En abril el PJ decidió evitar traumas y congeló la definición de la lista de concejales. Blindándose de los inconvenientes intestinos en la carrera por el Panal, postergó indefinidamente la interna hasta que estuviera la fecha de la elección municipal.
En los últimos años, el peronismo capitalino acumuló sentidas derrotas en esta jurisdicción. Salvando las elecciones del 2011, cuando estuvo a unos puntos de ganar el departamento, su performance no fue de las mejores.
Vale apuntar además un dato no menor. Desde 1999 a esta parte, el PJ capitalino nunca llevó a un candidato propio para la Intendencia: primero fue Germán Kammerath, luego Alfredo Keegan, seguido por Roberto Chuit, hasta llegar por último, a Héctor “Pichi” Campana.
La imposición de extrapartidarios abonó también cierto descontento de los dirigentes capitalinos que miran a la interna como forma de descomprimir las tensiones lógicas en cualquier partido, ahora acumuladas por 16 años. Bajo ese contexto amanecía la elección del candidato a intente de la Capital en el partido.
Luego de un interregno por el juecismo, Estaban Tito Dómina, regresó al partido y logró respaldo directo de El Panal para jugar con el sello del PJ en las municipales. La empresa no fue sencilla; Eduardo “Lalo” Barrionuevo también pretendía ese lugar y tensó la situación.
La sangre no llegó al río; el peronismo sabe de las artes de la negociación y tras un llamado del Panal, Barrionuevo declinó su aspiración municipal y, a cambio de este “baño de humildad”-para usar un término en boga, consiguió una candidatura expectable: la banca capitalina, que por ese entonces cotizaba por su alto nivel de riesgo. Y ahora por sus índices de certeza.

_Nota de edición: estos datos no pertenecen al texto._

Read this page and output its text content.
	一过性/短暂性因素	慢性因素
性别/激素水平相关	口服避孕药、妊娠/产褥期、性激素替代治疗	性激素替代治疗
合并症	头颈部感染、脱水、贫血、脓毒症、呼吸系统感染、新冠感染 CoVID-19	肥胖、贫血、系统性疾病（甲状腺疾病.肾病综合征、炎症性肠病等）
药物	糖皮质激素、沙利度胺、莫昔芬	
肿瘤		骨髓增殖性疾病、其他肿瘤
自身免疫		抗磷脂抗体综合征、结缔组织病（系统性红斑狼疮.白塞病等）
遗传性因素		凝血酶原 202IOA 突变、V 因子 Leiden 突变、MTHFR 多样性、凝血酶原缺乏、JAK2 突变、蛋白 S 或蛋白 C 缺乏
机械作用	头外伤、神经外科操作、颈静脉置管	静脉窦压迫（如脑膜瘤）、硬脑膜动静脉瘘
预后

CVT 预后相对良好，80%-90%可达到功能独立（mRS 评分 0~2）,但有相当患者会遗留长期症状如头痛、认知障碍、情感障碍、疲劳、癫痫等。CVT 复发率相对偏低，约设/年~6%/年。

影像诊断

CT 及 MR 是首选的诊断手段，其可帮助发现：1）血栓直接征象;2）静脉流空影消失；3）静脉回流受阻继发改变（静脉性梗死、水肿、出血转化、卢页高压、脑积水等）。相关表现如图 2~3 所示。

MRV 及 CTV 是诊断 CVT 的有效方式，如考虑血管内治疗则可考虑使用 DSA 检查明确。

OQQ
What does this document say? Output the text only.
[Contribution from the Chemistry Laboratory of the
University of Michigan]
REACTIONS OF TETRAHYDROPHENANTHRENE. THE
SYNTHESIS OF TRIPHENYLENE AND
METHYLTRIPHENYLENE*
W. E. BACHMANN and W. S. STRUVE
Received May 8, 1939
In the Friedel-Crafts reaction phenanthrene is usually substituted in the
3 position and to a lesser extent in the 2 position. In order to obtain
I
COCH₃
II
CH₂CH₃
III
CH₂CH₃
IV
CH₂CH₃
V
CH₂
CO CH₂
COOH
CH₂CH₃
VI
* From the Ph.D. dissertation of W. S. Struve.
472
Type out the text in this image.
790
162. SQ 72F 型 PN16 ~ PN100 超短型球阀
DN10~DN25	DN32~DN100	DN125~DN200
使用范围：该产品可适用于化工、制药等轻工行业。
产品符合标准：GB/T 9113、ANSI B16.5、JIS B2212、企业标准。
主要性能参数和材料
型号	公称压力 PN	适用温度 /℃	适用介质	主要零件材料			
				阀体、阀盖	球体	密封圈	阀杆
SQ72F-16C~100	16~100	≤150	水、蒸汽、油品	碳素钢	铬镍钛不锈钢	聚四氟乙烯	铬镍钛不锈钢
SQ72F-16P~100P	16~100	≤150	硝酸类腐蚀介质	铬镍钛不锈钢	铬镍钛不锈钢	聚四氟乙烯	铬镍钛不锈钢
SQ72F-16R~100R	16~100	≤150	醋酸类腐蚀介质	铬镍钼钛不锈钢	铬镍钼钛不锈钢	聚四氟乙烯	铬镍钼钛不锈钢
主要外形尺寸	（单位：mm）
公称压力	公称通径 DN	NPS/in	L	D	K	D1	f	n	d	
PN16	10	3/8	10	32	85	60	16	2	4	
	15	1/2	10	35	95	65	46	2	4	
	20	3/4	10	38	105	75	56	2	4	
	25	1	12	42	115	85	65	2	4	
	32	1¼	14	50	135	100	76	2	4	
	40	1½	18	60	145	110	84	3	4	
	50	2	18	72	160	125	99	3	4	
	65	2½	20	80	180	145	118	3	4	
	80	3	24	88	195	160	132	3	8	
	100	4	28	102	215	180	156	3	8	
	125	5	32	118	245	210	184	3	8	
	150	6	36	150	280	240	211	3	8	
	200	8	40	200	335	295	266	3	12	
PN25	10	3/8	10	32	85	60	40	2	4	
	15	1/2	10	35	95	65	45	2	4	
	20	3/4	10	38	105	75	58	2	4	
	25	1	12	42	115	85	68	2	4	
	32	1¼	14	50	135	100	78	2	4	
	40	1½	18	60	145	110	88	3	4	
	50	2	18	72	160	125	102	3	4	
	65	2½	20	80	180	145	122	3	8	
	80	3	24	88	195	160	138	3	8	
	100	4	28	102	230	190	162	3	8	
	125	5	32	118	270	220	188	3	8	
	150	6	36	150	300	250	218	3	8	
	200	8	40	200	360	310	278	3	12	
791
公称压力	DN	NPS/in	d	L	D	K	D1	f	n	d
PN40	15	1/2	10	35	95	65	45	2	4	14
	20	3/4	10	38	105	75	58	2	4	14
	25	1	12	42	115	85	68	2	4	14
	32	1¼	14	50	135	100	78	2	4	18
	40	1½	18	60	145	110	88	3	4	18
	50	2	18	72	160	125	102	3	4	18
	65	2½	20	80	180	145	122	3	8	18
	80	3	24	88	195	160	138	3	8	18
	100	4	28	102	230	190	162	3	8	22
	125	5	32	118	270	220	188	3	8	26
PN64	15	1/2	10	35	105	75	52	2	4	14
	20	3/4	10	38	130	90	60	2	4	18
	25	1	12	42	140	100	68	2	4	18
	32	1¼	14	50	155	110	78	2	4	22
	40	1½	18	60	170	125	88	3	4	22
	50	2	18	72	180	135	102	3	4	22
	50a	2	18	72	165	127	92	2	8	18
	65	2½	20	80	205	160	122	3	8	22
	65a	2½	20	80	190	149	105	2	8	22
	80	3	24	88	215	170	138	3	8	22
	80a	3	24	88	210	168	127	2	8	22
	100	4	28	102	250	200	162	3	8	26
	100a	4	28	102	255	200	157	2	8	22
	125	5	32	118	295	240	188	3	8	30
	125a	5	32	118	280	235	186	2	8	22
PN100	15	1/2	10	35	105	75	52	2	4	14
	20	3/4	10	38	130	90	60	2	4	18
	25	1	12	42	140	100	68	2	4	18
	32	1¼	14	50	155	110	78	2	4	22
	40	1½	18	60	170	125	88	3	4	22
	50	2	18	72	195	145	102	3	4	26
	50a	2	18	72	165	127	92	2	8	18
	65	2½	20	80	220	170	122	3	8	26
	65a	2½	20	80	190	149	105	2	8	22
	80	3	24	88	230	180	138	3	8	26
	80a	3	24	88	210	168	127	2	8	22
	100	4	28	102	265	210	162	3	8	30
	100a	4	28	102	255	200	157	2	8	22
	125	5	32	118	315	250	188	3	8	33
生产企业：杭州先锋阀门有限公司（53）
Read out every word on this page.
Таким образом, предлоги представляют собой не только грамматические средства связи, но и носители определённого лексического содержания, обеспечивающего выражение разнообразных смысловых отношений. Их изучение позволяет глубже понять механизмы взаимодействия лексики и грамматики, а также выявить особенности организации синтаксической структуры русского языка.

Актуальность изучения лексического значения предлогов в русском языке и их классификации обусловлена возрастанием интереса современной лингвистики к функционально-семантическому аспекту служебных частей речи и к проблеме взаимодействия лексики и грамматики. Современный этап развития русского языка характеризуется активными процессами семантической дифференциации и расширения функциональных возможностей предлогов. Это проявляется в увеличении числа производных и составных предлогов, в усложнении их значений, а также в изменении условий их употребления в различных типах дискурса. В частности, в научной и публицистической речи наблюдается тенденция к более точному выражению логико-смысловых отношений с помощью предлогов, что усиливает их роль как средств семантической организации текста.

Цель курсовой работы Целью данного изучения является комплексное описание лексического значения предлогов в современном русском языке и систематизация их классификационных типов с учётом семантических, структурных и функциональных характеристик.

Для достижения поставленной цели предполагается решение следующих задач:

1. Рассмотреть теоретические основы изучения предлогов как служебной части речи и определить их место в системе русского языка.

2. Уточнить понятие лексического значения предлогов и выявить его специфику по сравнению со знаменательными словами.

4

No fue sencilla esta cesión. Schiaretti tributó con su esposa, Alejandra Vigo, para garantizar la paz en la Capital y lograr la unidad bajo un candidato de indiscutida génesis peronista.
La prenda de unión para contener al partido fue una sorpresa. De la Sota puso su apellido al lado de Dómina y Natalia, su hija, se inició en las grandes ligas de la política acompañando la candidatura por la Intendencia del PJ.
La calma se completó con la postergación de la interna en el tramo de concejales. Pero con la fecha de las elecciones ya en el calendario, el peronismo capitalino mira de reojo este pendiente.
Entienden los dirigentes que su labor en las provinciales es la forma de invertir para un eventual lugar en la lista. De los márgenes de un futuro triunfo de Unión por Córdoba dependerá la gravitación que tenga Schiaretti en la decisión final en torno a la Capital.
Consciente de esta situación Dómina se mueve con guantes de seda. Después del 5 de julio la lista completa se va a poner a disposición del objetivo de máxima: ganar la Capital. El de mínima: que no triunfe Olga Riutort.